The truck veered left. Brakes screeched. Gravity pulled Bobby’s body to the left. His torso strained. The truck straightened and slowed down. Bobby’s body rolled right back to equilibrium. The truck slowed to a crawl. Bobby tried to remember how long they’d been driving but he’d lost focus.

The smell of petrol grew more intense. The truck stopped beside a rectangular structure. Based on its width, it was the size of a refrigerator. Steel clanged against steel. It was the sound of a fuel dispenser entering a gas tank.

They’d stopped at a gasoline stand.

Footsteps clanged above him. Bobby heard a man’s voice. Deep, masculine. Controlled but firm. The sound of flesh slapping flesh followed, and then a muted gasp. He’d hit her, Bobby thought. The driver had hit Eva. Even though she was bound and gagged he’d found it necessary to remind her he would harm her if she dared try to escape somehow.

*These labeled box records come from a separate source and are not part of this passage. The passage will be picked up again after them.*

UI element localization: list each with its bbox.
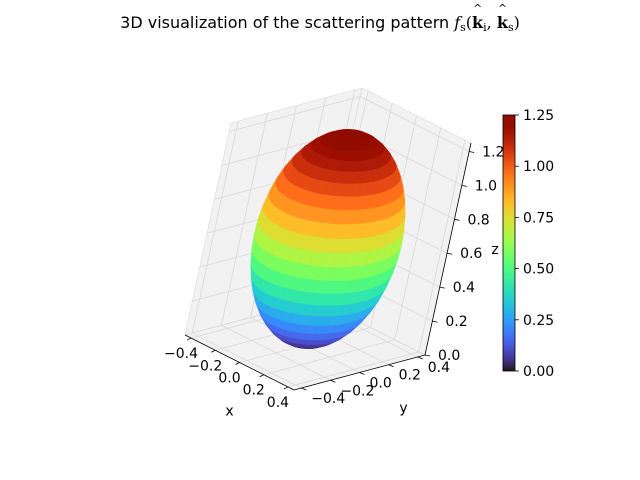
- colorbar: 0.00 0.25 0.50 0.75 1.00 1.25: [502, 108, 554, 380]
- axis-labels: −0.4−0.20.00.20.4 −0.4−0.20.0 0.2 0.40.00.2…: [164, 144, 504, 419]
- z-tick-mark: [424, 354, 431, 357]
- title-paren-close: ): [513, 13, 520, 32]
- z-axis-line: [424, 142, 472, 356]
- surface-facet: [353, 195, 364, 211]
- y-tick-label: 0.2: [399, 368, 421, 384]
- x-tick-mark: [259, 374, 264, 378]
- grid-line: [191, 120, 239, 334]
- z-tick-label: 1.0: [475, 178, 497, 194]
- surface-facet: [350, 151, 357, 162]
- y-tick-label: −0.4: [311, 391, 345, 407]
- title-k-scattered: k: [497, 2, 508, 32]
- surface-facet: [347, 171, 357, 185]
- x-tick-label: 0.2: [243, 383, 265, 399]
- x-tick-label: 0.0: [218, 371, 240, 387]
- surface-facet: [343, 196, 356, 211]
- colorbar-tick-label: 1.25: [523, 108, 554, 124]
- y-tick-mark: [301, 387, 307, 391]
- surface-plot: [250, 128, 406, 350]
- z-tick-mark: [461, 185, 467, 187]
- y-tick-mark: [330, 379, 336, 383]
- z-tick-mark: [454, 218, 460, 221]
- y-axis-title: y: [399, 401, 407, 417]
- grid-line: [229, 96, 361, 132]
- y-tick-label: 0.4: [428, 360, 450, 376]
- colorbar-bar: [502, 114, 516, 372]
- grid-line: [394, 127, 442, 340]
- title-k-scattered-sub: s: [507, 21, 514, 34]
- grid-line: [221, 324, 331, 381]
- colorbar-tick-label: 0.25: [523, 313, 554, 329]
- z-tick-label: 0.6: [460, 246, 482, 262]
- z-tick-mark: [469, 151, 475, 153]
- title-text: 3D visualization of the scattering patte…: [120, 13, 455, 32]
- z-tick-label: 0.2: [445, 314, 467, 330]
- colorbar-tick-label: 0.00: [523, 364, 554, 380]
- surface-facet: [355, 171, 364, 185]
- surface-facet: [387, 201, 395, 219]
- title-math: fs(ki, ks): [454, 2, 520, 34]
- grid-line: [220, 113, 268, 326]
- z-tick-label: 0.4: [453, 280, 475, 296]
- y-tick-mark: [417, 356, 423, 360]
- x-axis-title: x: [225, 404, 233, 420]
- x-tick-label: 0.4: [267, 395, 289, 411]
- title-k-incident: k: [472, 2, 483, 32]
- surface-facet: [380, 203, 389, 221]
- title-f: f: [454, 13, 461, 32]
- surface-facet: [371, 193, 381, 209]
- title-paren-open: (: [465, 13, 473, 32]
- surface-facet: [345, 183, 357, 198]
- y-tick-mark: [388, 364, 394, 368]
- y-tick-mark: [359, 372, 365, 375]
- x-tick-label: −0.2: [188, 358, 222, 374]
- surface-facet: [355, 160, 364, 173]
- surface-facet: [379, 190, 388, 207]
- surface-facet: [362, 194, 373, 210]
- chart-title: 3D visualization of the scattering patte…: [0, 2, 640, 34]
- grid-line: [359, 96, 470, 152]
- surface-facet: [370, 180, 380, 196]
- y-tick-label: −0.2: [340, 383, 374, 399]
- title-k-incident-sub: i: [483, 21, 487, 34]
- title-comma: ,: [486, 13, 497, 32]
- z-tick-mark: [447, 252, 453, 255]
- x-tick-mark: [211, 349, 216, 353]
- surface-facet: [341, 210, 354, 225]
- surface-facet: [363, 182, 373, 197]
- z-axis-title: z: [491, 242, 498, 258]
- grid-line: [418, 139, 466, 353]
- z-tick-label: 0.8: [467, 212, 489, 228]
- title-f-sub: s: [460, 21, 466, 34]
- x-tick-label: −0.4: [164, 346, 198, 362]
- y-tick-label: 0.0: [370, 376, 392, 392]
- colorbar-tick-label: 1.00: [523, 159, 554, 175]
- z-tick-mark: [432, 320, 438, 323]
- surface-facet: [338, 224, 353, 240]
- z-tick-mark: [439, 286, 445, 289]
- surface-facet: [348, 161, 357, 173]
- colorbar-tick-label: 0.50: [523, 262, 554, 278]
- surface-facet: [290, 312, 302, 325]
- x-tick-mark: [186, 337, 192, 341]
- grid-line: [192, 332, 302, 389]
- z-tick-label: 1.2: [482, 144, 504, 160]
- x-tick-mark: [283, 386, 289, 390]
- z-tick-label: 0.0: [438, 348, 460, 364]
- surface-facet: [371, 206, 381, 223]
- surface-facet: [354, 183, 364, 198]
- surface-facet: [361, 208, 373, 224]
- x-tick-mark: [235, 362, 240, 365]
- colorbar-tick-label: 0.75: [523, 210, 554, 226]
- axis-lines: [184, 142, 475, 391]
- surface-facet: [291, 301, 303, 316]
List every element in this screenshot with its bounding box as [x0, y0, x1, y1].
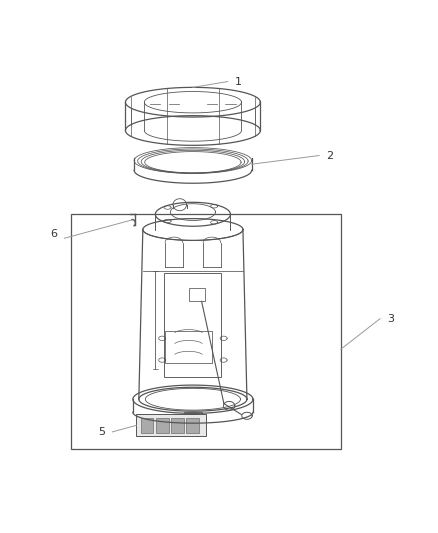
Bar	[164, 273, 222, 377]
Text: 2: 2	[326, 150, 334, 160]
Text: 3: 3	[388, 314, 394, 324]
Bar	[186, 418, 199, 433]
Text: 6: 6	[50, 229, 57, 239]
Bar	[71, 214, 341, 449]
Text: 1: 1	[235, 77, 242, 86]
Bar	[141, 418, 153, 433]
Bar	[171, 418, 184, 433]
Bar	[156, 418, 169, 433]
Text: 5: 5	[98, 427, 105, 437]
Bar	[165, 330, 212, 364]
Bar	[189, 288, 205, 301]
Bar	[136, 415, 206, 436]
Bar	[184, 413, 201, 420]
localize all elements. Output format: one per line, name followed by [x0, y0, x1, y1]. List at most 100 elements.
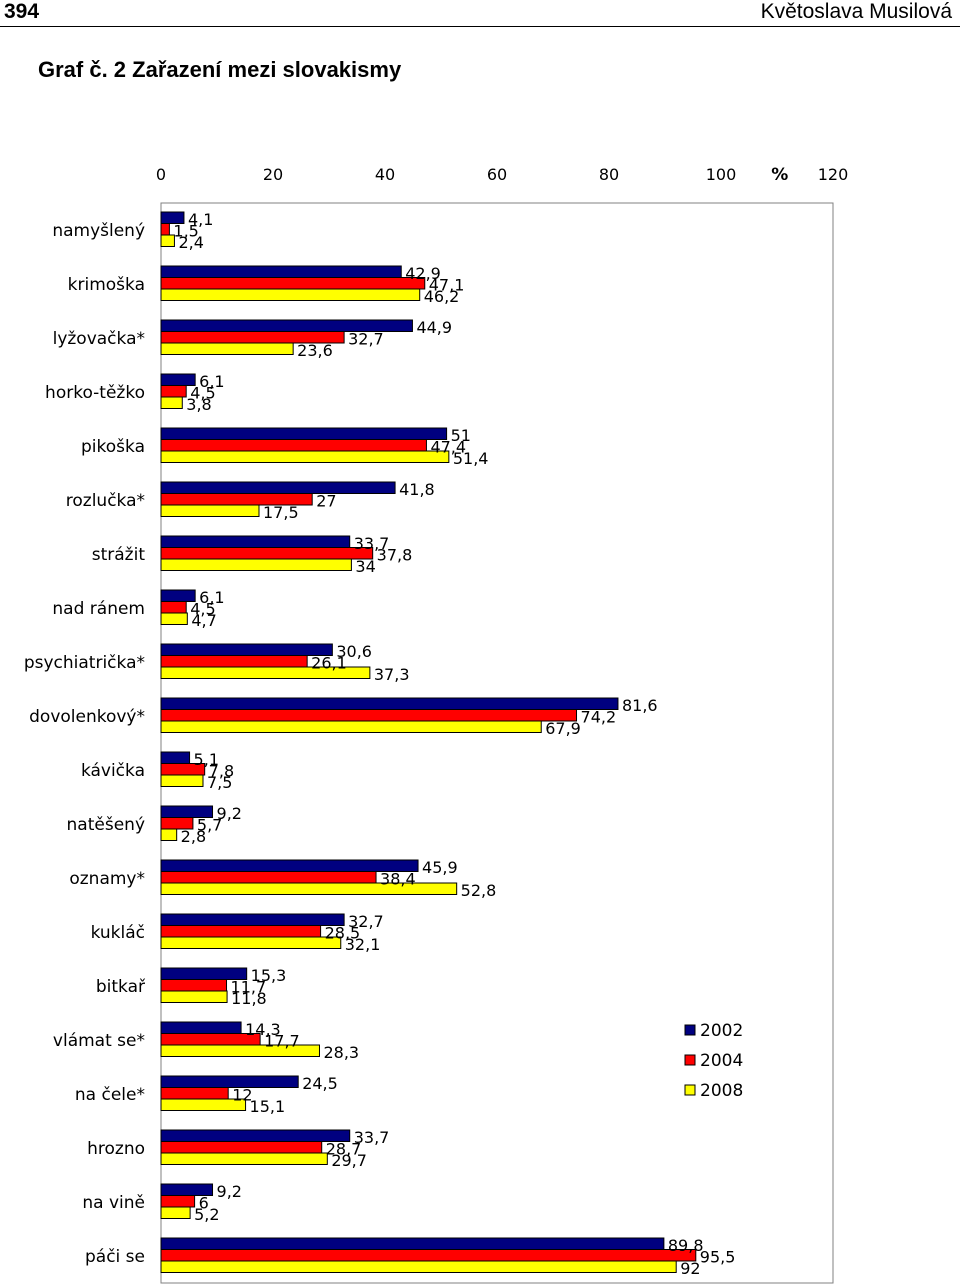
bar — [160, 1098, 247, 1111]
data-label: 1,5 — [173, 222, 198, 241]
data-label: 30,6 — [336, 642, 372, 661]
data-label: 27 — [316, 492, 336, 511]
bar — [160, 439, 427, 452]
category-label: natěšený — [67, 815, 145, 835]
data-label: 52,8 — [461, 881, 497, 900]
bar — [160, 396, 183, 409]
x-tick-label: 80 — [599, 165, 619, 184]
category-label: oznamy* — [69, 869, 145, 889]
data-label: 47,1 — [429, 276, 465, 295]
data-label: 2,4 — [178, 233, 203, 252]
data-label: 5,7 — [197, 816, 222, 835]
data-label: 41,8 — [399, 480, 435, 499]
bar — [160, 1044, 320, 1057]
legend-swatch — [684, 1084, 696, 1096]
bar — [160, 481, 396, 494]
bar — [160, 774, 204, 787]
legend-label: 2004 — [700, 1051, 743, 1071]
data-label: 33,7 — [354, 1128, 390, 1147]
data-label: 37,8 — [377, 546, 413, 565]
data-label: 15,1 — [250, 1097, 286, 1116]
data-label: 3,8 — [186, 395, 211, 414]
category-label: strážit — [92, 545, 146, 565]
data-label: 4,7 — [191, 611, 216, 630]
bar — [160, 385, 187, 398]
category-label: psychiatrička* — [24, 653, 145, 673]
bar — [160, 211, 185, 224]
data-label: 6,1 — [199, 588, 224, 607]
category-label: lyžovačka* — [53, 329, 145, 349]
data-label: 74,2 — [581, 708, 617, 727]
data-label: 81,6 — [622, 696, 658, 715]
x-tick-label: 20 — [263, 165, 283, 184]
category-label: páči se — [85, 1247, 145, 1267]
bar — [160, 1087, 229, 1100]
category-label: hrozno — [87, 1139, 145, 1159]
bar — [160, 1195, 196, 1208]
bar — [160, 342, 294, 355]
data-label: 67,9 — [545, 719, 581, 738]
bar — [160, 277, 426, 290]
bar — [160, 1249, 697, 1262]
bar — [160, 1237, 665, 1250]
x-tick-label: 100 — [706, 165, 737, 184]
category-label: rozlučka* — [66, 491, 145, 511]
data-label: 51 — [451, 426, 471, 445]
data-label: 42,9 — [405, 264, 441, 283]
bar — [160, 697, 619, 710]
category-label: na čele* — [75, 1085, 145, 1105]
data-label: 6 — [199, 1194, 209, 1213]
bar — [160, 751, 191, 764]
category-label: krimoška — [68, 275, 145, 295]
data-label: 23,6 — [297, 341, 333, 360]
bar — [160, 1021, 242, 1034]
data-label: 15,3 — [251, 966, 287, 985]
bar — [160, 828, 178, 841]
category-label: namyšlený — [52, 221, 145, 241]
bar — [160, 666, 371, 679]
data-label: 32,7 — [348, 330, 384, 349]
bar — [160, 547, 374, 560]
bar — [160, 1141, 323, 1154]
bar — [160, 720, 542, 733]
bar — [160, 601, 187, 614]
data-label: 28,7 — [326, 1140, 362, 1159]
category-label: pikoška — [81, 437, 145, 457]
bar — [160, 288, 421, 301]
bar — [160, 504, 260, 517]
bar — [160, 655, 308, 668]
bar — [160, 558, 352, 571]
data-label: 17,5 — [263, 503, 299, 522]
data-label: 5,2 — [194, 1205, 219, 1224]
category-label: kukláč — [91, 923, 145, 943]
data-label: 4,1 — [188, 210, 213, 229]
data-label: 7,5 — [207, 773, 232, 792]
data-label: 28,5 — [325, 924, 361, 943]
bar — [160, 1152, 328, 1165]
data-label: 9,2 — [217, 804, 242, 823]
data-label: 38,4 — [380, 870, 416, 889]
x-tick-label: 60 — [487, 165, 507, 184]
category-label: dovolenkový* — [29, 707, 145, 727]
x-tick-label: 0 — [156, 165, 166, 184]
bar — [160, 643, 333, 656]
author-name: Květoslava Musilová — [760, 0, 952, 23]
bar — [160, 223, 170, 236]
bar — [160, 234, 175, 247]
legend-label: 2008 — [700, 1081, 743, 1101]
data-label: 51,4 — [453, 449, 489, 468]
bar — [160, 979, 228, 992]
bar — [160, 265, 402, 278]
category-label: vlámat se* — [53, 1031, 145, 1051]
category-label: bitkař — [96, 977, 146, 997]
bar — [160, 990, 228, 1003]
page-header: 394 Květoslava Musilová — [0, 0, 960, 27]
data-label: 4,5 — [190, 384, 215, 403]
bar — [160, 871, 377, 884]
bar — [160, 913, 345, 926]
figure-title: Graf č. 2 Zařazení mezi slovakismy — [38, 57, 402, 82]
bar — [160, 925, 322, 938]
data-label: 2,8 — [181, 827, 206, 846]
bar — [160, 535, 351, 548]
data-label: 11,7 — [231, 978, 267, 997]
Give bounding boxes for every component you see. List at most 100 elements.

Bobby suppressed his rage. Children acted on impulse. Adults waited until their emotions subsided. This is what his father had taught him at age twelve. Bobby was not a child. It was questionable if he’d ever been one. Sometimes that reality depressed him. He felt he’d missed out on something during his primary school years. But other times he treasured his life’s experience. Few adults could control their emotions as well. His self-control was an advantage in competitive situations. Like this one.